We seek simple and appropriate models to investigate each question: for example, rodents use their sensory systems to localize their food, discriminate among its qualities, and regulate its intake. They also have elaborate capacities to store information, compartmentalize its storage, and use it subsequently. We use multidisciplinary approaches in parallel to dissect the biological systems involved: we describe behaviors, localize anatomical centers, test the functioning of nervous circuits and their development and their plasticity, and we try to model them. We establish collaborations with researchers in other fields; for example, recently, physicists were invited to our institute to build sensitive, high-resolution imaging apparatus adapted to small brains, such as those of birds.
We learn much from comparisons among several animal models. We also make extensive use of all kinds of “variants”: those resulting from adaptations to different environments, such as fruit flies that have lived at different temperatures, birds that have lived in sympatry or allopatry, rats bred with different diets, transgenic mice with genes invalidated. Several genes involved in Drosophila memory have been characterized; they are conserved, so we manipulate homologous mouse genes. The parallel use of several models stimulates discussions about the evolution of physiological mechanisms and their biological functions.

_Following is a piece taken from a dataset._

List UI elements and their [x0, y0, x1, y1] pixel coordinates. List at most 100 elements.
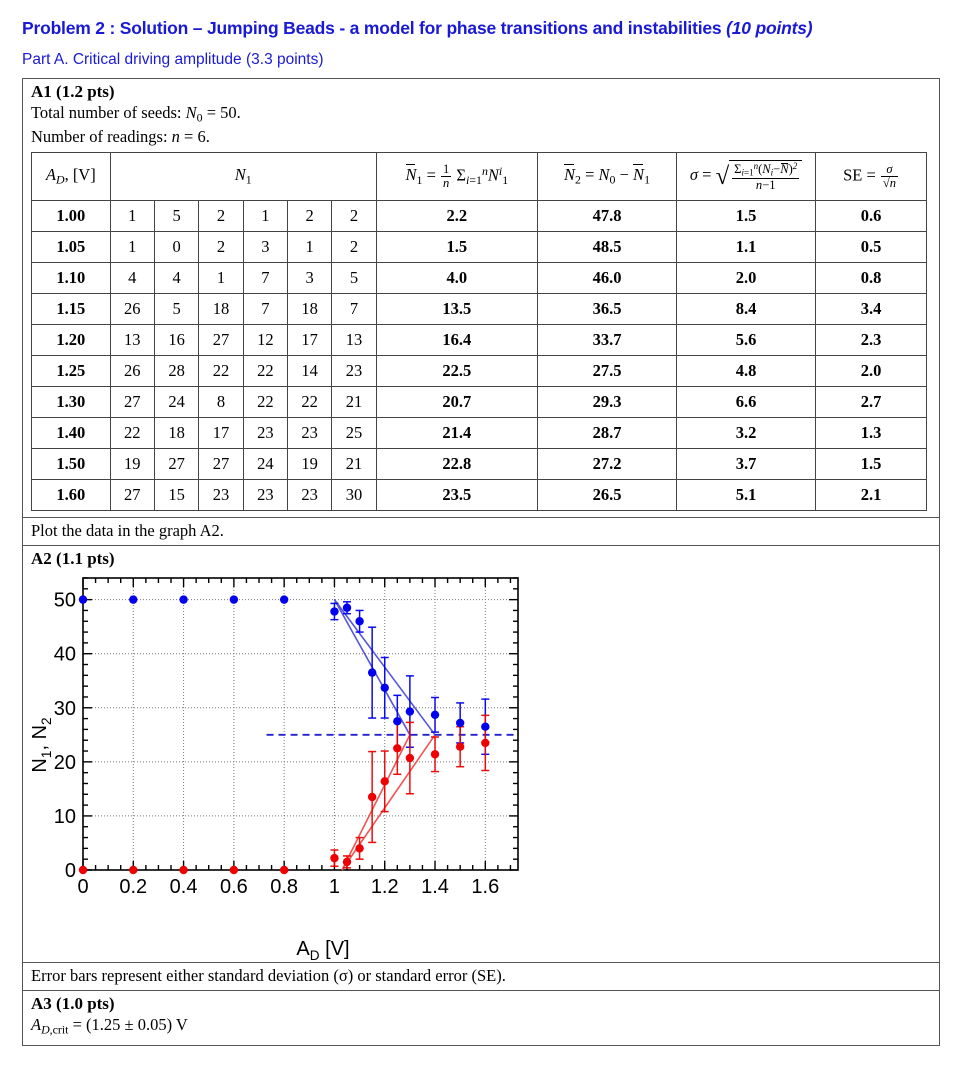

Our interest is not limited to basic studies. We are also concerned with applications such as biological control of pests or human diseases. We have frequent interactions with clinicians involved in the treatment of pathologies such as specific anosmia, Alzheimer's disease, and obesity, making our work synthetic and reciprocal.
JEAN-MARC JALLON, Director of the Institute of Animal, Integrative and Cellular Biology, University of Paris–South, Orsay, France
For integrative approaches to succeed, several changes must be made. The most difficult, but most important, is a change in attitude. The lone scientist must be prepared to set aside individual research at times to contribute to a collaboration that deals with broad issues and sorts them out in new and different ways to generate innovative ideas. Educational curricula, now so often driven by testing devices, the equipment available, and the need for perceived uniformity, must be modified to make training creative and participatory, and thereby more likely to generate the new ideas that will drive cutting-edge science. The way forward is to communicate the advantages of integrative approaches and to present examples of the ever-increasing number of successes achieved through integrative, collaborative, problem-driven science.
Integrative attitudes and approaches will lead to innovative, progressive, and enlightened scholars in the 21st century. Science and society will derive great benefits from their contributions to research, education, and humanity.
I thank the Steering Committee for the Integrative Biology Programs of the IUBS (International Union of Biological Sciences)—Allan Bittles, Robert J. Full, Motonori Hoshi, Jukka Jernvall, Subhash Lakhotia, Lily Rodriguez, Erwin Beck, Christoph Scheidegger, and Talal Younès—for their excellent efforts in promoting the principles and practices of integrative biology throughout the world, and for insisting that this contribution be written (I chaired the committee for several years). I am grateful to all those who have aided in developing those principles and practices and influenced my thinking about the concepts.